Source: Getty Images
Here is the most recent price at depots on Wednesday
- Masters: N1,186
- Matrix: N1,197
- Sigmund: N1,184
- T.S.L: N1,181
- A.Y.M Shafa: N1,183
- Matrix: N1,187
- Nepal: N1,182
- Parker: N1,183
- Prudent: N1,185
- Rain Oil: N1,185
- A.A Rano: N1,160
- African Terminal: N1,160
- Aiteo: N1,159
- Bono: N1,160
- Emadeb: N1,160
- Integrated: N1,160
- Mao: N1,160
- MRS: N1,160
- Pinnacle: N1,172
Aviation fuel price drops in Nigeria
Earlier, Legit.ng reported that Dangote Refinery has also reduced the price of Aviation Turbine Kerosene (ATK), commonly known as jet fuel, in a move that could ease pressure on airline operating costs in Nigeria.

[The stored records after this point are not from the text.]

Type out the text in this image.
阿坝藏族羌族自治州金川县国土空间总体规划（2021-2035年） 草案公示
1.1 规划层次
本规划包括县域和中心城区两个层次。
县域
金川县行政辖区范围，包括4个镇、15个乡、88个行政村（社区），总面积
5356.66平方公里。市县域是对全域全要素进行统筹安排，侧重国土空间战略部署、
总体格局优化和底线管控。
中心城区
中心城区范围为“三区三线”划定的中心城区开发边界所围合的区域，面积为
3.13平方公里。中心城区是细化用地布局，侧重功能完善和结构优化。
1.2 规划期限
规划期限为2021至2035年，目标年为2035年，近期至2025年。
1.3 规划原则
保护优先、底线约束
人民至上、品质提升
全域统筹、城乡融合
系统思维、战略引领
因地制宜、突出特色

Market data showed that jet fuel price was cut by N100 per litre, from N1,550 to N1,450, representing a 6.5 per cent decline. The adjustment reflects recent movements in crude oil prices and improving global supply conditions.
The development comes at a time when airlines are grappling with high operational expenses, with jet fuel remaining one of the biggest cost drivers in the aviation sector.